The Corner

Robert Kennedy, 44 Years Later

It was 44 years ago today that Bobby Kennedy was assassinated. It was one of the most searing events in an already turbulent time in our nation’s history. A president who had won a stunning landslide just three years earlier was forced to abandon his reelection campaign in the middle of a bloody and controversial foreign war and burgeoning domestic unrest; just three years after the passage of the Voting Rights Act that tore down the barriers to the full rights of citizenship for black people, the greatest American civil-rights champion of the 20th century was murdered. In the midst of this national upheaval, Robert Kennedy was running on a platform of opposition to the Vietnam War and a desire to concentrate on domestic healing (through, it can be presumed, liberal social and economic policies). Would he have a chance to win at the Democratic convention, in the face of a party establishment whose delegates seemed locked in to supporting the Johnson administration and its heir apparent, Hubert Humphrey? No — unless he could win, and win convincingly, in California. If he did that, he just might be able to convince the various party bosses, including Chicago’s legendary Mayor Richard Daley, that the political winds were shifting and it was time to make a decisive break with the administration.

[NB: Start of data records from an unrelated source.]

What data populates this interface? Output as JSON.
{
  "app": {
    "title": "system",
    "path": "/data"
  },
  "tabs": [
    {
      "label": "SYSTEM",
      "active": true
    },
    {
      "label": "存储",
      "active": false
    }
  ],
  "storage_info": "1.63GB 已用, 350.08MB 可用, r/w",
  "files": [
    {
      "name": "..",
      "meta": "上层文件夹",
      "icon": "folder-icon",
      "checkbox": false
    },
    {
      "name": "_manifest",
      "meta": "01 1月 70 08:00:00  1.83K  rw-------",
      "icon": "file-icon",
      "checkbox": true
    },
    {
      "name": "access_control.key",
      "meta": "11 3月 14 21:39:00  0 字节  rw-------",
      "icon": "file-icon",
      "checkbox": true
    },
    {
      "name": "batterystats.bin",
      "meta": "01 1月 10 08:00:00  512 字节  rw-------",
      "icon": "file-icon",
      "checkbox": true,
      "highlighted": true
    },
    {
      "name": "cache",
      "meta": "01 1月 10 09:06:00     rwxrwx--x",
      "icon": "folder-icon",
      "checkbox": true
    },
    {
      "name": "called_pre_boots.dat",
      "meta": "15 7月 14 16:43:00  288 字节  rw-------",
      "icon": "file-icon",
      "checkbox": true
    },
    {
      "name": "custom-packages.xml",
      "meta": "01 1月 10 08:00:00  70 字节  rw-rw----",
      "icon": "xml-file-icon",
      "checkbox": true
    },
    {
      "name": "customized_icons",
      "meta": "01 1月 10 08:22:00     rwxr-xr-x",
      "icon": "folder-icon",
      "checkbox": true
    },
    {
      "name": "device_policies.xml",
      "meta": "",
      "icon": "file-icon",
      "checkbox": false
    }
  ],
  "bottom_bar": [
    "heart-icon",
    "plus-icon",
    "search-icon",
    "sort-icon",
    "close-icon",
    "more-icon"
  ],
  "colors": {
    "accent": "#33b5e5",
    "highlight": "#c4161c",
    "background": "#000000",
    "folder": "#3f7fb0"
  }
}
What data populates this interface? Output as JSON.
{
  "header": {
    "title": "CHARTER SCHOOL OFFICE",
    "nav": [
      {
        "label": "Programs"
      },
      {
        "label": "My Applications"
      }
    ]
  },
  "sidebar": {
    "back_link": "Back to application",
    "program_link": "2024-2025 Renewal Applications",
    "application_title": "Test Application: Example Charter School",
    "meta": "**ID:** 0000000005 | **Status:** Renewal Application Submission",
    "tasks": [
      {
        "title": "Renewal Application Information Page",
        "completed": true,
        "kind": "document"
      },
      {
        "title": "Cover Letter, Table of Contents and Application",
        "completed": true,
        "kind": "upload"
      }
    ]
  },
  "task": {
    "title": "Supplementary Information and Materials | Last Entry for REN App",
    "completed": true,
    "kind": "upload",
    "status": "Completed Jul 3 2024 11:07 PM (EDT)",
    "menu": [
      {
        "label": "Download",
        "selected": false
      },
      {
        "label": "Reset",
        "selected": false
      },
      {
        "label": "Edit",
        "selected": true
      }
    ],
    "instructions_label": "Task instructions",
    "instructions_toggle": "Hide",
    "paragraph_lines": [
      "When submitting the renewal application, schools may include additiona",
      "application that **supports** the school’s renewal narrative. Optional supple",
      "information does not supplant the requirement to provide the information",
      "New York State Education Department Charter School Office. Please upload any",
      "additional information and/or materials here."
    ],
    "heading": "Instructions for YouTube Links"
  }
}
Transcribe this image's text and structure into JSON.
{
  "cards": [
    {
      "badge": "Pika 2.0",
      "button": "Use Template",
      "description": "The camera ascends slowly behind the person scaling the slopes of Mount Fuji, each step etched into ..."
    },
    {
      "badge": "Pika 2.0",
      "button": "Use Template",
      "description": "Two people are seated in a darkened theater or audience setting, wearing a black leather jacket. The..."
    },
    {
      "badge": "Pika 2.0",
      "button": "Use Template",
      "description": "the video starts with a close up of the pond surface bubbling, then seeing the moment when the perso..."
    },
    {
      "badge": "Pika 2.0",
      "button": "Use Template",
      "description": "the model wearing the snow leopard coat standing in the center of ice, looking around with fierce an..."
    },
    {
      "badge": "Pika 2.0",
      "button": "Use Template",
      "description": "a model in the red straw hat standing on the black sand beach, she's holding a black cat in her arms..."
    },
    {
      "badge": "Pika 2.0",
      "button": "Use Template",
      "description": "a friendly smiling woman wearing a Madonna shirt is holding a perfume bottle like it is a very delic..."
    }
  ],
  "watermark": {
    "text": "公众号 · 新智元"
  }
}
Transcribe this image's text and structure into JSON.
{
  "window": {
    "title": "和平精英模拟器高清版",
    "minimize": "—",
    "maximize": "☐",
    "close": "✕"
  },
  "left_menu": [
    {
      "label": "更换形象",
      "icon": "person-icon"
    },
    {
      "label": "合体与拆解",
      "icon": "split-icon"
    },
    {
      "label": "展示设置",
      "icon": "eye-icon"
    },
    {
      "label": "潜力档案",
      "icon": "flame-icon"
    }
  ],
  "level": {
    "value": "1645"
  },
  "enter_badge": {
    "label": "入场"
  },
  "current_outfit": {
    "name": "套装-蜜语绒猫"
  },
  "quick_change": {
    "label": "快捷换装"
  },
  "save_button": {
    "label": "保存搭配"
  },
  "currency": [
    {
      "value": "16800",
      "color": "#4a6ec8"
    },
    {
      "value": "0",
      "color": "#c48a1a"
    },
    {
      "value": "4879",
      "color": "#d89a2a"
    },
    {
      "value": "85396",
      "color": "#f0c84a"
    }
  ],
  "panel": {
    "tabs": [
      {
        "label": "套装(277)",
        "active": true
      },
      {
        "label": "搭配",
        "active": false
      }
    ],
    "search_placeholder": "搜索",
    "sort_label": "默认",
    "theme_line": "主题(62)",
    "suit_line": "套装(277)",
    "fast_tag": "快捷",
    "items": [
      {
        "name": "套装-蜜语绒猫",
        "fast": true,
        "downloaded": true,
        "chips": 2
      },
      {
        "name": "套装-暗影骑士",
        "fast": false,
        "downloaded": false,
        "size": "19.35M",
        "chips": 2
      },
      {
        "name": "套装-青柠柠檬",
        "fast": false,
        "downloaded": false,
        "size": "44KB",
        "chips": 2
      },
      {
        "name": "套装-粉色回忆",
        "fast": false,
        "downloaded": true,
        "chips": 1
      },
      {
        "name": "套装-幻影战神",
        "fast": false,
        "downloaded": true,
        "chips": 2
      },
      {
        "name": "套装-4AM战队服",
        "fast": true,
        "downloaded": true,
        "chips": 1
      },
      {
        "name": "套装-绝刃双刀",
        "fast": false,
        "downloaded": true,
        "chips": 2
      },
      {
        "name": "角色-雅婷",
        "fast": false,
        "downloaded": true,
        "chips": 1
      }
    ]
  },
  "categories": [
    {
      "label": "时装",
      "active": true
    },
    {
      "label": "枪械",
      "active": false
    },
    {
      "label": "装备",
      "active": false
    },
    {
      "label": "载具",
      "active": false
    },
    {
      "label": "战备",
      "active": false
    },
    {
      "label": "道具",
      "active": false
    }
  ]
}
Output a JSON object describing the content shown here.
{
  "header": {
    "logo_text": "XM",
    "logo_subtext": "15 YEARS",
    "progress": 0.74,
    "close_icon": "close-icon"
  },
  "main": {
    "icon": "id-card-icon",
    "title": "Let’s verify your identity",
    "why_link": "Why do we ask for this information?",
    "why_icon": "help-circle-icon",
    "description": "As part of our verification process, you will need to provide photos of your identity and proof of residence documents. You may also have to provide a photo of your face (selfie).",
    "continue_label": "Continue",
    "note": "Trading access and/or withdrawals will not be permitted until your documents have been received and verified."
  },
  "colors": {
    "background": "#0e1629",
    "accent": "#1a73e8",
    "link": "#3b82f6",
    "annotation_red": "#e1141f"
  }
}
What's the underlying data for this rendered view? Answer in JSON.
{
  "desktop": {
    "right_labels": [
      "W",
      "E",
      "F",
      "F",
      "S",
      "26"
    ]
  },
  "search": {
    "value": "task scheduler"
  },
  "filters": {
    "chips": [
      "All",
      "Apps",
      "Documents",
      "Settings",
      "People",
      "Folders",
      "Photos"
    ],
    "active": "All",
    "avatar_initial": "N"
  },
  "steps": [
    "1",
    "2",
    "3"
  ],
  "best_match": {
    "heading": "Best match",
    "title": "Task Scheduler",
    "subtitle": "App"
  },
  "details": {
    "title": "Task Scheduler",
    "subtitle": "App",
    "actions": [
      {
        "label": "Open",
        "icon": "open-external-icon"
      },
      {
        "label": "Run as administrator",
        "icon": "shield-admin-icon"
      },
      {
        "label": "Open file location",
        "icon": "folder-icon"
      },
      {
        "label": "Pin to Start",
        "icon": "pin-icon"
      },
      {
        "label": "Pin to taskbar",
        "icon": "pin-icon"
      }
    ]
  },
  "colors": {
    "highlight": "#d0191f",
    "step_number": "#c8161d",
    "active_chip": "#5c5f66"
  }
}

It was in this atmosphere of high drama that the events of June 5, 1968, unfolded: giddy triumph followed by unspeakable tragedy. I do not have any personal memories of that day — not surprisingly, since I was only four (though, strangely enough, I do remember the shock of the assassination of Dr. King that took place two months earlier). But this ten-part video — in total, about 100 minutes long — captures the events with heartbreaking immediacy. It consists entirely of live TV coverage that appeared on CBS News. (It’s quite a time capsule; there’s even a cameo appearance by an avuncular Ronald Reagan, less than 18 months into his first term as governor of California.)

To watch this video is to be reminded, at a dark time in our nation’s history, that we have been through dark (perhaps even darker?) times before. One can view that as cause for further sadness, or as encouraging, according to one’s temperament.

In any case, this is one of the most dramatic, and poignant, political videos you will ever see.